A comunidade dos judeus alemães do Rio de Janeiro já sabia desde as Grandes Festas que em breve deveria ter um rabino: “(…) na véspera das festas, o Dr. Loebl expressou os sentimentos da comunidade em palavras eloquentes. Na noite de Rosh Hashonoh, ele falou sobre o estado de espírito daqueles que vieram para o Brasil de sua antiga pátria, que sentiram a necessidade de rezar juntos naquele dia e cujas relações com as pessoas de lá ainda estavam vivas e bem. Na noite de Kol Nidrei, ele falou sobre o elemento humano na religião judaica, que permite ao indivíduo ficar cara a cara com seu Deus, e leu uma saudação do rabino Dr. Lemle, designado para a futura comunidade do Rio de Janeiro.” (Crônica Israelita, 4 de outubro de 1938, SP: Rio de Janeiro)
- 5 de outubro de 1938: Os passaportes dos judeus alemães agora são carimbados com “J” maiúsculo.

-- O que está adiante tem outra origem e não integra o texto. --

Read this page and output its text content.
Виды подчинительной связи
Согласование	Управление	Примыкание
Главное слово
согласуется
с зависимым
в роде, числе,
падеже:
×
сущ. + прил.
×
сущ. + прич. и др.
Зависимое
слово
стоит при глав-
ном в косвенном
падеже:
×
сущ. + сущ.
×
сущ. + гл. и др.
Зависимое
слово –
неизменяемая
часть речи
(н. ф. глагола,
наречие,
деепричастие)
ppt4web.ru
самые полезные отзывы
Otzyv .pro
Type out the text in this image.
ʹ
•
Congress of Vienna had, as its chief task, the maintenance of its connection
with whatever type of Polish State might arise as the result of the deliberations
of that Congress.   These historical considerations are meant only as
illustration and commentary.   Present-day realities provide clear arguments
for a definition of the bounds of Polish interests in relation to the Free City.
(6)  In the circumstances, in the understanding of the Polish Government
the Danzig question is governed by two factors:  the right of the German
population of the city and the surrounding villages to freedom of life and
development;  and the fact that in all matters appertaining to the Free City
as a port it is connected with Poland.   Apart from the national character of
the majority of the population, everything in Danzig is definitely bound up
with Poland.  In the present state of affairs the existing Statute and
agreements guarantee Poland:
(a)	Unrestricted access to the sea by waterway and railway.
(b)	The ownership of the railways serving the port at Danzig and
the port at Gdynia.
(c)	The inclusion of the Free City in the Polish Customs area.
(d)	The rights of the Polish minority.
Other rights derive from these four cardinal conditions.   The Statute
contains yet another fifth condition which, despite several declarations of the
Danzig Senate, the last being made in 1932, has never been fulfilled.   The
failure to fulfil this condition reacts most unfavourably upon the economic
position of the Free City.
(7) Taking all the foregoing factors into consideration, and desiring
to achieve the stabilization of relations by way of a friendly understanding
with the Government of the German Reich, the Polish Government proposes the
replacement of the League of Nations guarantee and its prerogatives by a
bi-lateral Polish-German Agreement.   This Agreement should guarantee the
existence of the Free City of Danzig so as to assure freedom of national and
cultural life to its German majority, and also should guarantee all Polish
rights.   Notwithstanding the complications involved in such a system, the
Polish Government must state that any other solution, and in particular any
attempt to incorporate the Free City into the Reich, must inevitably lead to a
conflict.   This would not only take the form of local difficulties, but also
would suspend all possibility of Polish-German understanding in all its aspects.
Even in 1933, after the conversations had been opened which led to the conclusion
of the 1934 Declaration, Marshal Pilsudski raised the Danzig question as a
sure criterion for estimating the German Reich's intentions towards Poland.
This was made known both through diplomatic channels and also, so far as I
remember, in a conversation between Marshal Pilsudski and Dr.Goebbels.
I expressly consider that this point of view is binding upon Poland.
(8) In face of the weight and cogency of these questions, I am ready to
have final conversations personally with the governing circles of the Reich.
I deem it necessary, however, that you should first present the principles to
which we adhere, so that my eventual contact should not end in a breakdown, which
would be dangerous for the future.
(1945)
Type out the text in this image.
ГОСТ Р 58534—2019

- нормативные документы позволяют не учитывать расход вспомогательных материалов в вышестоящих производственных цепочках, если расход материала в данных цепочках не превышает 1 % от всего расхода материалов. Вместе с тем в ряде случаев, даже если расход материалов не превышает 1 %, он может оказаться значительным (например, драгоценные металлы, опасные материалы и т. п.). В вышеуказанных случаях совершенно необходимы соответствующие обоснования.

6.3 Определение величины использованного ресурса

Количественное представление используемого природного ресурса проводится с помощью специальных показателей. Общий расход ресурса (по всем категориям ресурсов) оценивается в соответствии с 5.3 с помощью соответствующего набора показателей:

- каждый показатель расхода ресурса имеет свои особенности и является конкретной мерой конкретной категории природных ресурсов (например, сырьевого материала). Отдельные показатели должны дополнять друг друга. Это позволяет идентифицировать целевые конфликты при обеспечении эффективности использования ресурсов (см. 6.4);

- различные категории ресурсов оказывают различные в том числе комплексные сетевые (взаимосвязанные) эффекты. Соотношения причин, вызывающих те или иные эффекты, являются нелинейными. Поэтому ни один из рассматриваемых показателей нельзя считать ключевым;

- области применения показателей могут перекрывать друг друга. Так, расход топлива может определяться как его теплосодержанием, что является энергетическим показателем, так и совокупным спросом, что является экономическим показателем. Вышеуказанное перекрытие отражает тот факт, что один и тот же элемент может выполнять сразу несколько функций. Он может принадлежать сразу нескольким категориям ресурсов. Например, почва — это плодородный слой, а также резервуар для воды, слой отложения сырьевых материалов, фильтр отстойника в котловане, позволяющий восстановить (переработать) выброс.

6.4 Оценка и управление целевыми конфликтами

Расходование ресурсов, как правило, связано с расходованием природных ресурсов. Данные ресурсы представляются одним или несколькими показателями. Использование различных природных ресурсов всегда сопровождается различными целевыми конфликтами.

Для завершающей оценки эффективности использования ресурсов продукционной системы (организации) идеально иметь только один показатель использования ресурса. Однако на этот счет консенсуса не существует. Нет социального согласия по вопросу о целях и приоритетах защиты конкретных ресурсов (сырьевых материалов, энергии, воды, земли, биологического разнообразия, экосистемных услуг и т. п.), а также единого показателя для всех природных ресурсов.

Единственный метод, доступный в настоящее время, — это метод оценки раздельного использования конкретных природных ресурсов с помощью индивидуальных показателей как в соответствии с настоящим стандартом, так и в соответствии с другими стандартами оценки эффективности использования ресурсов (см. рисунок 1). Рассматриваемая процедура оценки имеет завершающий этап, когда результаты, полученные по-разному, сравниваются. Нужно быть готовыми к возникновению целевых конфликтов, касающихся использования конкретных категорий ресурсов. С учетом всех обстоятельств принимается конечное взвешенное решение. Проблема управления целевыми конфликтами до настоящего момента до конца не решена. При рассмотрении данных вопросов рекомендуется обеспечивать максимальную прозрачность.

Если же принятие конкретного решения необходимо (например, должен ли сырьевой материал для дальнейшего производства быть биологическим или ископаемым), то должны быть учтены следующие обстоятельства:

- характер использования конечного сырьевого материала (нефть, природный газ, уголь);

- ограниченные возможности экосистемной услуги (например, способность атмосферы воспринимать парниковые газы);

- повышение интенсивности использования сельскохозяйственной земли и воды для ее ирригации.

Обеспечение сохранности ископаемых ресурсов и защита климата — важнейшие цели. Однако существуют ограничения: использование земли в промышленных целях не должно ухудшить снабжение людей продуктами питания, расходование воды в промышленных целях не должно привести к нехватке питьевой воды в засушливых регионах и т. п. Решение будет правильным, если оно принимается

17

- 28 de outubro de 1938: O governo alemão deporta 15.000 judeus poloneses ou de origem polonesa. Eles são deportados à força para a Polônia.
Noite de 9 de novembro de 1938: Sinagogas são vandalizadas e queimadas, residências e estabelecimentos comerciais de judeus apedrejados e destruídos, pessoas vilipendiadas e agredidas na Noite dos Vidros Quebrados. Dr. Lemle estava escalado para falar na Grande Sinagoga da Westendstrasse na sexta-feira, 11 de novembro. Mas ninguém pode ouvi-lo. Ele foi preso como outros 30.000 homens judeus na manhã da quinta-feira, 10 de novembro.
Dr. Lemle só vai falar de novo como um homem verdadeiramente livre, no Rio de Janeiro, na sexta-feira, 4 de abril de 1941, no Grande Templo Israelita da Rua Tenente Possolo. E como Rabino de sua própria sinagoga, que refletia sua tradição liberal, sua aspirações comunitárias e suas convicções espirituais, somente com a fundação da ARI, em 13 de janeiro de 1942.